In 2020, the Scholastic Journalism Division of the Association for Education in Journalism and Mass Communication gave him the David Adams Educator of the Year Award. He has received the Gold Key from the Columbia Scholastic Press Association, the Pioneer Award from the National Scholastic Press Association, the Star of Texas from the Association of Texas Photography Instructors, the Trailblazer Award from the Texas Association of Journalism Educators and the Carl Towley Award from the Journalism Education Association. In 2014, the National Press Photographers Association named him the Robin F. Garland Educator of the Year and the College Media Association named him a Distinguished Adviser for newspaper advising at a four-year college or university. In 2017, he received the Edith Fox King Award for contributions to scholastic journalism in Texas.

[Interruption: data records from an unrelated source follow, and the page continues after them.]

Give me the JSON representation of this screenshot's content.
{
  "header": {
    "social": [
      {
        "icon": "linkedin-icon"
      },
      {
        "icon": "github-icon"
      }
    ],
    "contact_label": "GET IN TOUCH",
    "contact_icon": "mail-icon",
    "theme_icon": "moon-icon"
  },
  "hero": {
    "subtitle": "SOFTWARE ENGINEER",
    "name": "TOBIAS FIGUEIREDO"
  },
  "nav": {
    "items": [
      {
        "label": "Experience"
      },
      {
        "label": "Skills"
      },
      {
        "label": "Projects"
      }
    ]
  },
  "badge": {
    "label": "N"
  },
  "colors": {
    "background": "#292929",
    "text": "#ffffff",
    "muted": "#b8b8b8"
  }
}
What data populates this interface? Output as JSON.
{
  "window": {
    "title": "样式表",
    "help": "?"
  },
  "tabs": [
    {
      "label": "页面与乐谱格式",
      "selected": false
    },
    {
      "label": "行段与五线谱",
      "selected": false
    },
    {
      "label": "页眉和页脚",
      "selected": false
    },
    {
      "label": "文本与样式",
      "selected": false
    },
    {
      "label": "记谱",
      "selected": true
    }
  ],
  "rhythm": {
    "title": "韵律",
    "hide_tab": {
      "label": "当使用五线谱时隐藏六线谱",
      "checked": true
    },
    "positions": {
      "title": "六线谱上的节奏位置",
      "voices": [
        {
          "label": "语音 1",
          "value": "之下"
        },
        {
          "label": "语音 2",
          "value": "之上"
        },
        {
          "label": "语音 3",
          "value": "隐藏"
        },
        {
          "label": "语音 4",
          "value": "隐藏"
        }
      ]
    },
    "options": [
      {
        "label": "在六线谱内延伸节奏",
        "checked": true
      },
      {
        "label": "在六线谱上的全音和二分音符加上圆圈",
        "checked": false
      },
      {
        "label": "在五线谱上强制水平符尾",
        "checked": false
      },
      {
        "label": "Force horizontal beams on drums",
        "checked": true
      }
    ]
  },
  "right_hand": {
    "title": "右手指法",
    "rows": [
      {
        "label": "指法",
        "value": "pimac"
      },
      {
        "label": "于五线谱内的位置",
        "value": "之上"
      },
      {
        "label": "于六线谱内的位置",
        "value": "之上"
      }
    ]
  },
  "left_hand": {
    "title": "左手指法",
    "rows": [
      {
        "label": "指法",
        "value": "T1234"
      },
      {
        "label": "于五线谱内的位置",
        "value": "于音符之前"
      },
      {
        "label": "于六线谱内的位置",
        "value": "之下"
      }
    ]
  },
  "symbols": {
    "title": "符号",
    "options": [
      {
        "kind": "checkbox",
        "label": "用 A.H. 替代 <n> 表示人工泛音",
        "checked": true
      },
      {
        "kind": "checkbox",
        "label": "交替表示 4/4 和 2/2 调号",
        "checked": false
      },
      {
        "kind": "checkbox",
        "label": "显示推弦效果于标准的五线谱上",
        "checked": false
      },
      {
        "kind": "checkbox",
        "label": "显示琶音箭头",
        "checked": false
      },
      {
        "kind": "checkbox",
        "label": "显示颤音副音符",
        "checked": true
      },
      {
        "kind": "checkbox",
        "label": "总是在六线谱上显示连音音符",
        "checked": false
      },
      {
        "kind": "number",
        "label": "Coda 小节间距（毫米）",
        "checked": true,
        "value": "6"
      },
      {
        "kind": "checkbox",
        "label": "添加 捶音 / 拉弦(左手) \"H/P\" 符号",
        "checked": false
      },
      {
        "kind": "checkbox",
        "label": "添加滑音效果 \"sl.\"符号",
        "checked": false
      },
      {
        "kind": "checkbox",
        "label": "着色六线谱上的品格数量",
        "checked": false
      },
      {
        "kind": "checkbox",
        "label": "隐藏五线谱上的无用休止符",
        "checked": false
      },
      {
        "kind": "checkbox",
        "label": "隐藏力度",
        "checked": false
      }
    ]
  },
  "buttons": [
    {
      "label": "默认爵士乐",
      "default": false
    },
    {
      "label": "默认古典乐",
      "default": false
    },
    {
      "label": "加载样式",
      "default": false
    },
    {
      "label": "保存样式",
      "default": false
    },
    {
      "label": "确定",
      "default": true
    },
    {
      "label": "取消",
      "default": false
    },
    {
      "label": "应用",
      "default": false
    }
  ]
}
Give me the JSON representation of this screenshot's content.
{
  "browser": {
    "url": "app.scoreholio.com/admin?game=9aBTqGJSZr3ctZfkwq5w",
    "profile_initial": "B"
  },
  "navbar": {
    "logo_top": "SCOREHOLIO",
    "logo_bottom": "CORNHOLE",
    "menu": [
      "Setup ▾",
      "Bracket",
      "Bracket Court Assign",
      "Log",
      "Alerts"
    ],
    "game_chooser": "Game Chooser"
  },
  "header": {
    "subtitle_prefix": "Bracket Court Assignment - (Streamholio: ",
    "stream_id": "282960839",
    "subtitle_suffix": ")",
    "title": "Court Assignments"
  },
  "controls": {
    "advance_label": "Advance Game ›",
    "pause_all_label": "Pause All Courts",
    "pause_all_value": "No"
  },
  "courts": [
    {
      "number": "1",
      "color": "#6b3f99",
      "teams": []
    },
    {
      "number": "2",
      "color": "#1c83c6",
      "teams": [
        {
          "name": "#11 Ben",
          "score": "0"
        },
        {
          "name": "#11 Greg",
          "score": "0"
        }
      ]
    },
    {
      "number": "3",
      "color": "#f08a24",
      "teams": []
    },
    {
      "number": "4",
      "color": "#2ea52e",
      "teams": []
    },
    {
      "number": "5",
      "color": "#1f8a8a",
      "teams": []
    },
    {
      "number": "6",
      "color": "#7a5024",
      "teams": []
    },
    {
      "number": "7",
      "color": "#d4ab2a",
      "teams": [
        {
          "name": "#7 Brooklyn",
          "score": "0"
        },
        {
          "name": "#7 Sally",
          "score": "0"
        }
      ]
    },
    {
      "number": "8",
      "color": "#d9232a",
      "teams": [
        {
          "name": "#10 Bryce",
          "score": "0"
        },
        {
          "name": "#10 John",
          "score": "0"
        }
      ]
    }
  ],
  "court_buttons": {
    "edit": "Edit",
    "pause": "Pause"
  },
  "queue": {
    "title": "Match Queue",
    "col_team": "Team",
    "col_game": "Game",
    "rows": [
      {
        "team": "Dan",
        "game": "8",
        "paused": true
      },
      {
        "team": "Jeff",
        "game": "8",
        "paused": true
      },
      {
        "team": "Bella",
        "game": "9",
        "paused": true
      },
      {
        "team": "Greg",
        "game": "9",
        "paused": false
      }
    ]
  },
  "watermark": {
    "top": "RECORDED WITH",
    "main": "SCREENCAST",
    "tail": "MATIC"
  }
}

Publications he advised at North Carolina State University for a decade, including a yearbook, a daily newspaper, a weekly newspaper, a literary magazine, a 25,000-watt radio station and video outlet, won numerous awards including six Gold Crown awards from the Columbia Scholastic Press Association (four for yearbook and two for literary magazine) and nine Pacemaker from the Associated Collegiate Press (four for yearbook and five for literary magazine).
He worked for more than 20 years as an emergency medical technician — intermediate, the last 11 of them at Cary Area EMS where he was awarded that organization’s highest honor, Squadsperson of the Year, and life membership. He plays euphonium and other low-brass instruments and has been active in numerous community bands.